15Nano S. est un célèbre compositeur de chansons populaires sundanaises recourant à l’instrumentarium sundanais (degung kawih, kacapian), qui enseigne à l’école secondaire de musique de Bandung (SMKI). Il conteste mon hypothèse selon laquelle le registre grave des chansons actuelles de tembang Sunda s’accorde bien avec la classification des genres en fonction de leur importance sociale (Nano 1993). D’après lui, les chansons de tembang Sunda ont une hauteur de son plus grave en raison de l’influence de feue Ibu Saodah (Saodah Harnadi Natukusumah 1922-1981), qui fut pendant longtemps chanteuse à Radio Bandung (RRI). Elle avait une voix plutôt grave et chantait certainement dans un registre plus bas que la « mesure 61 » (barang de fa), recourant souvent à la « mesure 64-65 » (barang oscillant entre mib et ré). Ce style a sans doute exercé une influence sur la hauteur du son. Il arrive qu’un individu transforme la société. Mais sa préférence pour le registre grave ne pouvait être acceptée et devenir la norme dans les concours de chant que si elle était considérée comme approprié et conforme aux notions générales d’esthétique, lesquelles comprennent justement une hiérarchie des hauteurs du son.

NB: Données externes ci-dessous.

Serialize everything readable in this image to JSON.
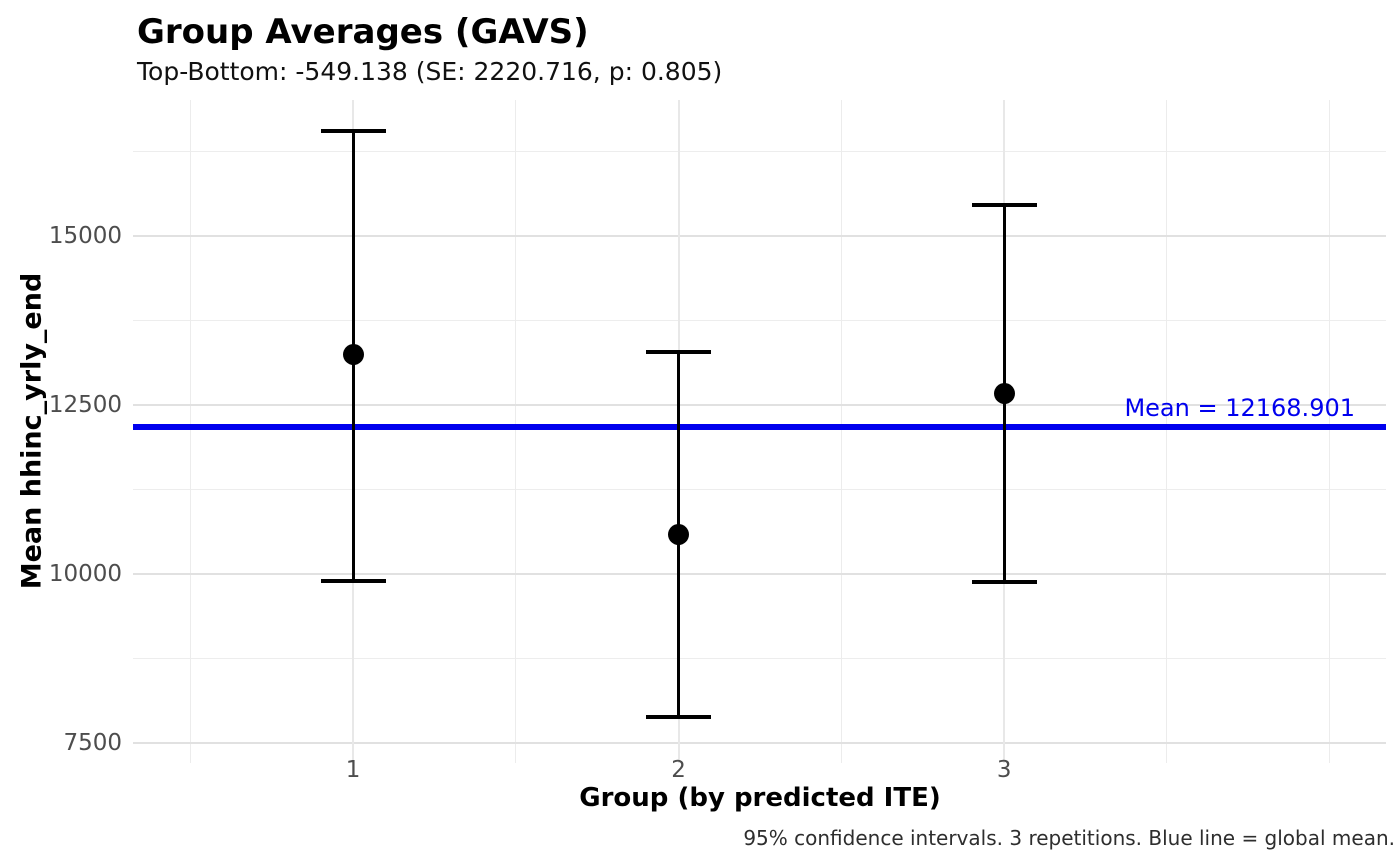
{
  "chart_data": {
    "type": "scatter",
    "subtype": "point-with-error-bars",
    "title": "Group Averages (GAVS)",
    "subtitle": "Top-Bottom: -549.138 (SE: 2220.716, p: 0.805)",
    "xlabel": "Group (by predicted ITE)",
    "ylabel": "Mean hhinc_yrly_end",
    "caption": "95% confidence intervals. 3 repetitions. Blue line = global mean.",
    "groups": [
      {
        "x": 1,
        "label": "1",
        "mean": 13240,
        "ci_low": 9895,
        "ci_high": 16555
      },
      {
        "x": 2,
        "label": "2",
        "mean": 10580,
        "ci_low": 7885,
        "ci_high": 13285
      },
      {
        "x": 3,
        "label": "3",
        "mean": 12675,
        "ci_low": 9880,
        "ci_high": 15460
      }
    ],
    "global_mean": {
      "value": 12168.901,
      "label": "Mean = 12168.901"
    },
    "y_axis": {
      "ticks": [
        15000,
        12500,
        10000,
        7500
      ],
      "minor_ticks": [
        16250,
        13750,
        11250,
        8750
      ],
      "domain": [
        7205,
        17010
      ]
    },
    "x_axis": {
      "ticks": [
        1,
        2,
        3
      ],
      "minor_positions": [
        0.5,
        1.5,
        2.5,
        3.5,
        4.0
      ],
      "domain": [
        0.324,
        4.173
      ]
    },
    "grid": true,
    "legend": false,
    "colors": {
      "point": "#000000",
      "errorbar": "#000000",
      "mean_line": "#0000ee",
      "mean_label": "#0000ee",
      "tick_text": "#4d4d4d",
      "grid_major": "#e1e1e1",
      "grid_minor": "#ededed"
    }
  }
}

16Cette hiérarchie et son lien avec le statut social se retrouve aussi dans le langage parlé. Dans un article fort intéressant, Ohala (1983) discute de l’utilisation translinguistique de la hauteur du son : « On constate, à travers les langues et les cultures, des similitudes remarquables dans les fonctions signalétiques de la hauteur du son de la voix ». Après avoir résumé l’état actuel de la recherche en la matière, notamment le rapport entre les voix humaines et celles de certains animaux (comme le grognement menaçant ou les gémissements soumis du chien), l’auteur conclut : « Ces modèles peuvent s’expliquer en admettant que la communication vocale humaine recourt à un « code des fréquences » selon lequel l’espèce toute entière associe les émissions vocales aiguës à la petite taille (de celui qui les produit) et à l’absence de menace, tandis que les émissions vocales graves évoquent la grande taille de celui qui les produit et ses desseins menaçants » (Ohala 1983 : 1). Il discute également de l’usage possible de la hauteur du son dans le langage et les associations qu’il suggère :

« Considérons tout d’abord la hauteur du son par rapport au type de phrase. La hauteur du son communique immédiatement la taille, mais en dernière analyse elle véhicule sans doute de nombreuses autres significations par association. Une hauteur de son grave signifie probablement non seulement “grand” mais aussi agressif, péremptoire, confiant, dominant, auto-suffisant, et ainsi de suite. A côté de “petit”, la hauteur de son aigu peut signifier rassurant, soumis, subordonné, ayant besoin de l’assistance ou de la bonne volonté du récepteur, etc. Celui qui pose une question dépend implicitement des autres pour obtenir l’information recherchée. Pour le signaler au moyen du code de fréquences, il utliserait une hauteur de son aiguë. En revanche, celui qui énonce une affirmation déclare implicitement sa certitude ou son auto-suffisance – du point de vue de l’information – et utiliserait donc, s’il recourait au code de fréquences, une hauteur de son grave » (Ohala 1983 : 8-9).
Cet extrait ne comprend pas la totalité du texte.